Hanging from a Clock


Harrold Lloyd. Safety First! (1923)


Jackie Chan. Project A (1983)

The Drag


Yakima Canutt. Stage Coach (1939)


Terry Leonard. Raiders of the Lost Ark (1981)

In many cases everything has to go right the first time as the very nature of the stunt often calls for massive destruction of sets, vehicles and props. This can mean that there are no rehearsals and safety depends on experience, teamwork, advanced mathematical calculations and luck.

So what possesses modern actors to do their own stunts? It can’t just be the pursuit of their craft—there are numerous stunt performers who would jump at a chance to be a movie star’s stunt double. It probably has to do with whatever gene makes someone a daredevil in real life. Why else would Tom Cruise get a helicopter pilot’s license so he could perform his own helicopter stunts and flying in Mission: Impossible – Fallout (2018)?


Tom Cruise. Mission: Impossible – Fallout (2018)

When it comes to stunts, traditional film insurers typically exclude coverage for any and all stunts. Movies turn to companies that offer Stunt Insurance Packages. To obtain coverage, each stunt has to be signed off by the insurance company. This often means they monitor the scripts and storyboards very closely and often require loss-control experts on the set. Ironically, when it comes to insurance, a policy for a stunt can be a lot less expensive when performed by a stuntman than a movie star.

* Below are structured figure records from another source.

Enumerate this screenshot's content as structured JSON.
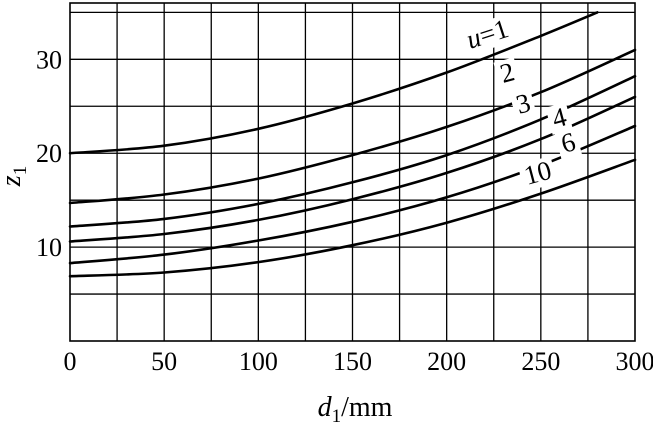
{
  "chart_data": {
    "type": "line",
    "xlabel": {
      "main": "d",
      "sub": "1",
      "unit": "/mm"
    },
    "ylabel": {
      "main": "z",
      "sub": "1"
    },
    "xlim": [
      0,
      300
    ],
    "ylim": [
      0,
      36
    ],
    "x_ticks": [
      0,
      50,
      100,
      150,
      200,
      250,
      300
    ],
    "y_ticks": [
      10,
      20,
      30
    ],
    "x_grid_step": 25,
    "y_grid_step": 5,
    "grid": true,
    "series": [
      {
        "name": "u=1",
        "x": [
          0,
          50,
          100,
          150,
          200,
          250,
          280
        ],
        "y": [
          20,
          20.8,
          22.6,
          25.3,
          28.6,
          32.5,
          35
        ]
      },
      {
        "name": "2",
        "x": [
          0,
          50,
          100,
          150,
          200,
          250,
          300
        ],
        "y": [
          14.7,
          15.6,
          17.3,
          19.8,
          22.8,
          26.5,
          31
        ]
      },
      {
        "name": "3",
        "x": [
          0,
          50,
          100,
          150,
          200,
          250,
          300
        ],
        "y": [
          12.2,
          13,
          14.6,
          16.9,
          19.8,
          23.6,
          28.2
        ]
      },
      {
        "name": "4",
        "x": [
          0,
          50,
          100,
          150,
          200,
          250,
          300
        ],
        "y": [
          10.6,
          11.4,
          12.9,
          15.1,
          17.9,
          21.5,
          26
        ]
      },
      {
        "name": "6",
        "x": [
          0,
          50,
          100,
          150,
          200,
          250,
          300
        ],
        "y": [
          8.3,
          9.2,
          10.7,
          12.7,
          15.3,
          18.7,
          22.9
        ]
      },
      {
        "name": "10",
        "x": [
          0,
          50,
          100,
          150,
          200,
          250,
          300
        ],
        "y": [
          6.9,
          7.3,
          8.4,
          10.2,
          12.6,
          15.7,
          19.3
        ]
      }
    ]
  }
}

Regardless of the complexity of the stunt or the pyrotechnics and weapons involved, at the heart of the stunt is a person—sometimes the actor, often the stunt double. The action is real, and although the environment is rigged for safety, accidents can and do happen.

While all this preparation and oversight from insurance companies would make it appear that stunts have all been rigorously thought through and have built-in safety mechanisms, things can still go wrong. Regardless of the complexity of the stunt or the pyrotechnics and weapons involved, at the heart of the stunt is a person—sometimes the actor, often the stunt double. The action is real, and although the environment is rigged for safety, accidents can and do happen.

Two major examples of things going wrong are the helicopter crash in Twilight Zone: The Movie (1983) when pyrotechnics destroyed the tail rotor of a helicopter causing it to lose control, killing Vic Morrow and two child actors. Brandon Lee, star of the movie The Crow, was killed when he was shot with a prop gun that hadn’t been properly inspected.

Stunt disasters are not limited to stuntman or daredevil actors either. Cast and crew are also in harm’s way and unfortunately they’ve experienced their share of disaster. A Wikipedia list of film and television accidents lists over 200 major injuries to cast and crew in less than a century of filmmaking. In the decade of 1980-1990 alone, there were 37 deaths from stunts gone wrong. 24 of these involved helicopters. In fact, the 2010 decade was to-date most tragic decade of stunts gone wrong.

In spite of all the dangers, movie and film stunts are certain to get more elaborate and death defying as they strive to retain their audiences. With the action franchise being the current “guaranteed” Hollywood money maker, this trend will only increase.